Seth J. Mann, Coordinator, FAS/N Honors College

Mr. Mann, the Program Coordinator of the program, has been involved with the 4-year Honors College since its inception.  As a alumnus of the Honors Program, he is extremely knowledgeable of its organization, curricular requirements, and how to navigate the larger university system.  Mr. Mann's full-time responsibilities are to help students locate and secure internships, academic advisement, locate and secure scholarships, resume and cover letter development, and programming social and professional events for the college.   

 

Aura Holguin, Administrative Assistant, FAS/N Honors College

Ms.

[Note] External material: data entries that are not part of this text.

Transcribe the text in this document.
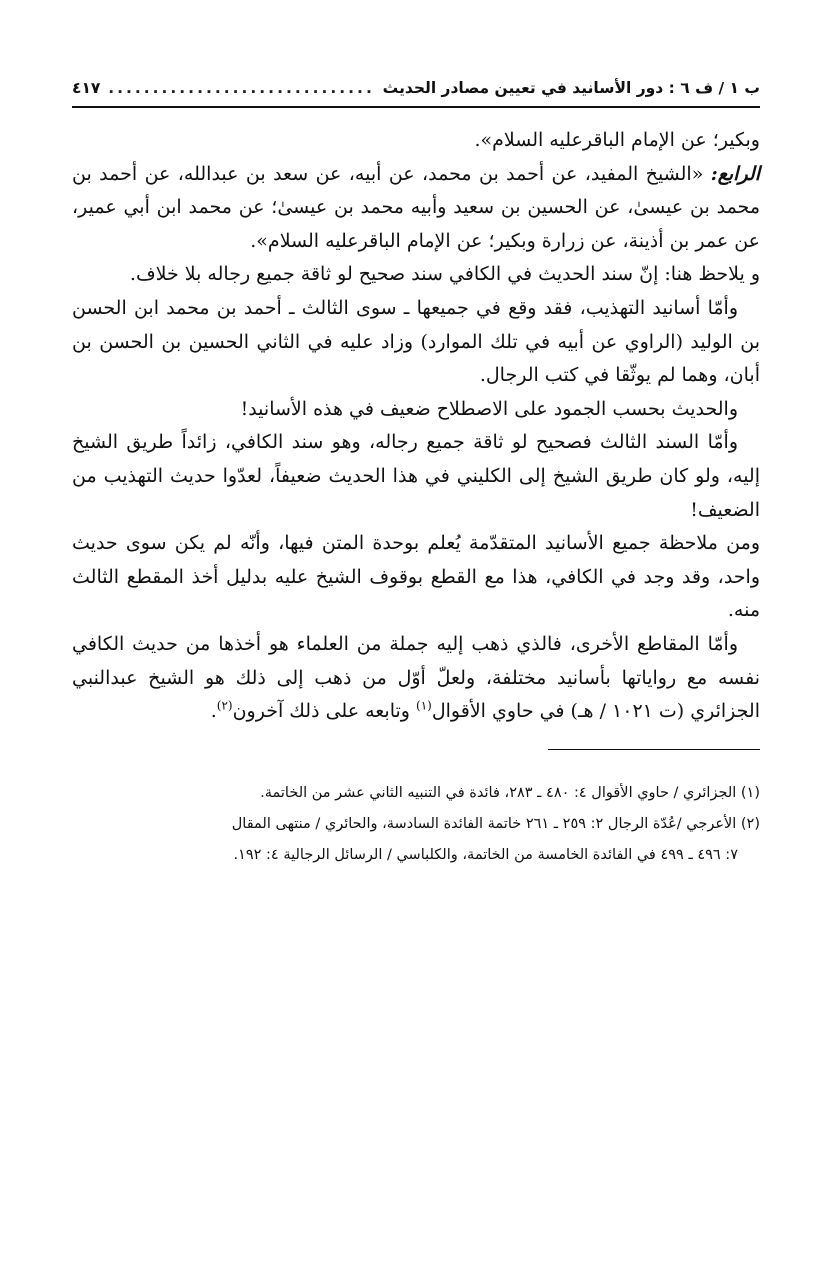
ب ١ / ف ٦ : دور الأسانيد في تعيين مصادر الحديث
..............................
٤١٧

وبكير؛ عن الإمام الباقرعليه السلام».

الرابع: «الشيخ المفيد، عن أحمد بن محمد، عن أبيه، عن سعد بن عبدالله، عن أحمد بن محمد بن عيسىٰ، عن الحسين بن سعيد وأبيه محمد بن عيسىٰ؛ عن محمد ابن أبي عمير، عن عمر بن أذينة، عن زرارة وبكير؛ عن الإمام الباقرعليه السلام».

و يلاحظ هنا: إنّ سند الحديث في الكافي سند صحيح لو ثاقة جميع رجاله بلا خلاف.

وأمّا أسانيد التهذيب، فقد وقع في جميعها ـ سوى الثالث ـ أحمد بن محمد ابن الحسن بن الوليد (الراوي عن أبيه في تلك الموارد) وزاد عليه في الثاني الحسين بن الحسن بن أبان، وهما لم يوثّقا في كتب الرجال.

والحديث بحسب الجمود على الاصطلاح ضعيف في هذه الأسانيد!

وأمّا السند الثالث فصحيح لو ثاقة جميع رجاله، وهو سند الكافي، زائداً طريق الشيخ إليه، ولو كان طريق الشيخ إلى الكليني في هذا الحديث ضعيفاً، لعدّوا حديث التهذيب من الضعيف!

ومن ملاحظة جميع الأسانيد المتقدّمة يُعلم بوحدة المتن فيها، وأنّه لم يكن سوى حديث واحد، وقد وجد في الكافي، هذا مع القطع بوقوف الشيخ عليه بدليل أخذ المقطع الثالث منه.

وأمّا المقاطع الأخرى، فالذي ذهب إليه جملة من العلماء هو أخذها من حديث الكافي نفسه مع رواياتها بأسانيد مختلفة، ولعلّ أوّل من ذهب إلى ذلك هو الشيخ عبدالنبي الجزائري (ت ١٠٢١ / هـ) في حاوي الأقوال$^{(١)}$ وتابعه على ذلك آخرون$^{(٢)}$.

(١) الجزائري / حاوي الأقوال ٤: ٤٨٠ ـ ٢٨٣، فائدة في التنبيه الثاني عشر من الخاتمة.

(٢) الأعرجي /عُدّة الرجال ٢: ٢٥٩ ـ ٢٦١ خاتمة الفائدة السادسة، والحائري / منتهى المقال

٧: ٤٩٦ ـ ٤٩٩ في الفائدة الخامسة من الخاتمة، والكلباسي / الرسائل الرجالية ٤: ١٩٢.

Holguin was previously the undergraduate programs coordinator for the Summer Student & Minority Fellowship Programs, and the year-round Guest Student Program at Woods Hole Oceanographic Institution. She holds a B.A. in English from CUNY, Hunter College.  She is responsible for the day-to day operations of the Honors College and has daily contact with many of our 400 plus students. Her commitment and dedication to the college and its students is invaluable and contributes to the enjoyable and stress free undergraduate career of which many of our students boast.